È una considerazione che pecca di semplicismo. Come di tatticismo pecca invece chi intona peana alla presenza e all’azione dell’ex presidente della Bce come fa Matteo Renzi. Il quale si appunta sul petto la medaglia di essere stato il protagonista della cacciata di Giuseppe Conte e dell’arrivo di Draghi e della sua squadra di ministri: non c’è partita,  è il suo ragionamento, a parte quei due volete mettere il salto di qualità nel passaggio da Bonafede a Cartabia? Sono due modi, entrambi legittimi ma ambedue strumentali, di decrittare la fotografia dell’aliante. Due modi che lasciano sfocato lo scenario perché guardano agli effetti immediati trascurando la visione di sistema.

Se infatti Sergio Mattarella ha chiamato Draghi al  Colle per affidargli l’incarico di guidare il governo è perché l’Italia si stava avvitando in una crisi che non era solo politica, economica, sociale o sanitaria. Era l’insieme di tutte quattro: dunque una crisi di sistema. E sistemica doveva essere la soluzione. Così è stato, così è. Svolgendo il suo compito con il massimo d’impegno e con la capacità e competenza che gli vengono universalmente riconosciute (i Civil servant fanno così, no?),  il premier ha di fatto impugnato il bisturi ed inciso nella carne viva dei problemi del Paese. Ha ridato impulso al ruolo dell’Italia in Europa, ha presentato un piano per sfruttare il Recovery che è stato portato ad esempio dalla presidente della Commissione europea, Ursula von der Lyen. Sta costruendo le condizioni per riavviare crescita e sviluppo, bloccati da almeno vent’anni. Ha messo in piedi, scegliendo di affidarlo al generale Figliuolo, un meccanismo vaccinale che ha permesso di colorare di bianco tutte le Regioni.

L’insieme di queste condizioni ha obbligato e continua ad obbligare le forze politiche a fare i conti con una dimensione cui non erano abituate: la risoluzione dei problemi al posto dell’eterno wrestling ideologico esercitato a favore di camera nei talk show; delle battute polemiche intinte nell’ arsenico (metaforico) sui social; della propaganda mediatica spacciata come comunicazione rivolta ai cittadini per esprimere progetti e proposte.

Il problema era di sistema e di sistema resta. Perché ad un certo punto il riassetto politico-istituzionale del Paese con forme stabili dovrà prendere il posto dell’eccezionalità e dei disequilibri prodotti dalla pandemia. Ad un certo punto il Parlamento dovrà riprendere la sua funzione di stanza di compensazione degli interessi e delle idealità dell’intera comunità nazionale; i partiti dovranno riprendere lo scettro della governabilità magari dopo il lavacro elettorale che definirà i rapporti di forza; la classe dirigente complessivamente intesa dovrà prendere in mano le redini della rimessa in sicurezza dei conti pubblici e dell’ ingranaggio occupazionale.
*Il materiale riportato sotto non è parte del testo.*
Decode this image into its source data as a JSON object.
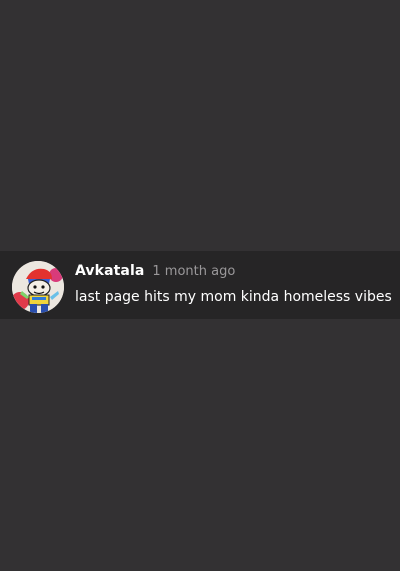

Draghi potrà scegliere di fare come Cincinnato oppure mettere radici nel Palazzo del potere. Se le condizioni lo consentiranno continuerà a stare a palazzo Chigi o magari salirà al Colle. Resterà in Italia oppure emigrerà verso nuovi lidi continentali con nuove responsabilità. Sapendo comunque di aver fatto il suo dovere. In ogni caso non potrà continuare all’infinito a fare come Atlante, il Titano che regge tutto sulle sue spalle.

Non potrà più essere,  cioè, l’alibi di chi furbescamente gli lascia fare il lavoro sporco e poi punta a prendersi i frutti del buongoverno. Il sistema prima o poi dovrà ritrovare il suo equilibrio, senza invocare salvifici demiurghi. Bisognerà farsi trovare pronti all’appuntamento.